Today’s column had its origins this afternoon when a Woodstock storeowner sighed. The problem? He’d laboriously written a book on a worthy socially oriented topic, but found it impossible to get a publisher to look at it, or a literary agent to let him in the door.
Nobody in the book business would have been surprised. As a publishing “insider” (with eight books in 20 editions put out by major publishers, which have solely provided my retirement savings), I’ve watched the business change radically over the past 20 years.
In the early ‘90s it was possible – if you were a good writer and had some luck – to get published. No longer. “Houses” are under the budget ax. Fewer people read books, as more use the Internet. Rare indeed is the editor who’s the least interested in a first-time author.
If you have a household name, thanks to either an accomplishment (e.g. Albert Pujols) or a criminal case (Amanda Knox), that’s a different story. But an unknown would-be author, off the street? It’s more likely that you’d win the Pick 6 at Saratoga.
In the last two years, five friends and acquaintances told me that they’d just written a book. I said nothing, not wanting to throw cold water. Yet, predictably, none found an interested agent or publishing house. Two then self-published – which means that they spent thousands and lost it all, except for a couple of hundred dollars in sales from their friends. Such folks are often spurred by the rare lotterylike self-publishing success. But in general, if you’re thinking of someday writing your memoirs, the truth is: No one will publish them.
It costs something like a quarter-million dollars for a major “house” to go through the three stages of editing a book, creating the artwork and jacket design, publishing and distributing it and advertising. They’ve learned in the past decade that 99 percent of their books languish. They simply don’t sell enough to recoup costs. They’re in the business to make money, and they’ve learned that first-time authors will not do that for them. They won’t even look at your manuscript.
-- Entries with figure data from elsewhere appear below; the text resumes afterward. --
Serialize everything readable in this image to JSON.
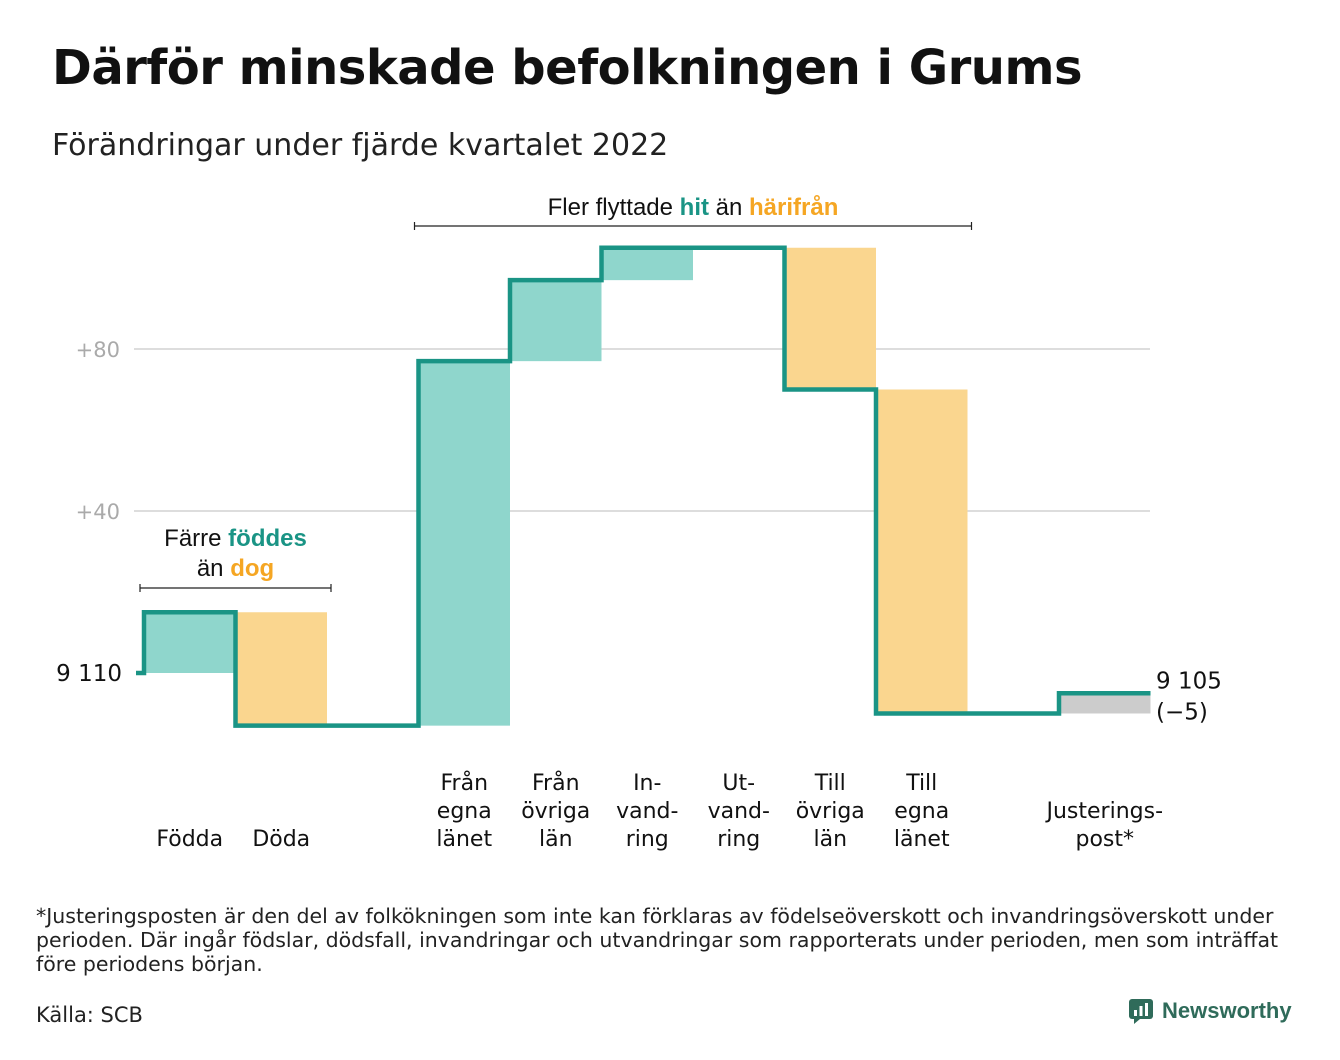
{
  "title": "Därför minskade befolkningen i Grums",
  "subtitle": "Förändringar under fjärde kvartalet 2022",
  "chart_data": {
    "type": "waterfall",
    "start_value": 9110,
    "start_label": "9 110",
    "end_label": "9 105",
    "end_change_label": "(−5)",
    "ylim": [
      -14,
      111
    ],
    "yticks": [
      {
        "value": 40,
        "label": "+40"
      },
      {
        "value": 80,
        "label": "+80"
      }
    ],
    "grid": true,
    "colors": {
      "hit": "#8fd6cc",
      "harifran": "#fad68f",
      "adjust": "#cccccc",
      "line": "#1a9485",
      "hit_text": "#1a9485",
      "harifran_text": "#f5a623"
    },
    "steps": [
      {
        "label": [
          "Födda"
        ],
        "change": 15,
        "kind": "hit"
      },
      {
        "label": [
          "Döda"
        ],
        "change": -28,
        "kind": "harifran"
      },
      {
        "label": [],
        "change": 0,
        "kind": "gap"
      },
      {
        "label": [
          "Från",
          "egna",
          "länet"
        ],
        "change": 90,
        "kind": "hit"
      },
      {
        "label": [
          "Från",
          "övriga",
          "län"
        ],
        "change": 20,
        "kind": "hit"
      },
      {
        "label": [
          "In-",
          "vand-",
          "ring"
        ],
        "change": 8,
        "kind": "hit"
      },
      {
        "label": [
          "Ut-",
          "vand-",
          "ring"
        ],
        "change": 0,
        "kind": "harifran"
      },
      {
        "label": [
          "Till",
          "övriga",
          "län"
        ],
        "change": -35,
        "kind": "harifran"
      },
      {
        "label": [
          "Till",
          "egna",
          "länet"
        ],
        "change": -80,
        "kind": "harifran"
      },
      {
        "label": [],
        "change": 0,
        "kind": "gap"
      },
      {
        "label": [
          "Justerings-",
          "post*"
        ],
        "change": 5,
        "kind": "adjust"
      }
    ],
    "annotations": [
      {
        "steps": [
          0,
          1
        ],
        "lines": [
          [
            {
              "text": "Färre ",
              "style": "plain"
            },
            {
              "text": "föddes",
              "style": "hit"
            }
          ],
          [
            {
              "text": "än ",
              "style": "plain"
            },
            {
              "text": "dog",
              "style": "harifran"
            }
          ]
        ]
      },
      {
        "steps": [
          3,
          8
        ],
        "lines": [
          [
            {
              "text": "Fler flyttade ",
              "style": "plain"
            },
            {
              "text": "hit",
              "style": "hit"
            },
            {
              "text": " än ",
              "style": "plain"
            },
            {
              "text": "härifrån",
              "style": "harifran"
            }
          ]
        ]
      }
    ]
  },
  "footnote": "*Justeringsposten är den del av folkökningen som inte kan förklaras av födelseöverskott och invandringsöverskott under perioden. Där ingår födslar, dödsfall, invandringar och utvandringar som rapporterats under perioden, men som inträffat före periodens början.",
  "source": "Källa: SCB",
  "brand": {
    "name": "Newsworthy",
    "color": "#2f6b5a",
    "icon": "newsworthy-logo-icon"
  }
}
So how did I get in? Sheer good fortune or grace. As a monthly columnist for a large national magazine (Discover), I had three publishers approach me in 1993 to write a book for them. Armed with these written offers and an insider connection, I was welcomed by a top literary agency, who took it from there.
That was before the Web. Had it been today, 20 years later, no such offers would likely have been made. All this is a great pity. The wonderful variety of new works that we used to see have been largely replaced by fewer offerings churned out by big-name authors, and tell-all schlock by ghostwriters handling sports figures and other celebrities. Meanwhile, how many books did you read last year? Aren’t you spending your time in front of the monitor? Well, multiply that by 300 million and you’ll understand what’s happening.
I know that this isn’t astronomy stuff. But I inwardly sigh when I meet enthusiastic people who are clearly devoting heroic effort into what will likely be a disheartening exercise in futility.
With all that, book-writing is not pointless. If you have a compelling story to tell, do it. The mere creative act confers pleasure and satisfaction for many – even for the majority who cannot write on a professional level. Moreover, you may be leaving your descendents an account of your life’s adventures that they will treasure and pass down.
And who knows? You will find first-time authors in bookstores. My own publishing house (Little Brown) just gave a hefty advance to an unknown beginner. And small (or specialty) “houses” are always more willing to go out on a limb, though their “advances” are minuscule.
Your odds won’t be good. But even today, they’re not zero.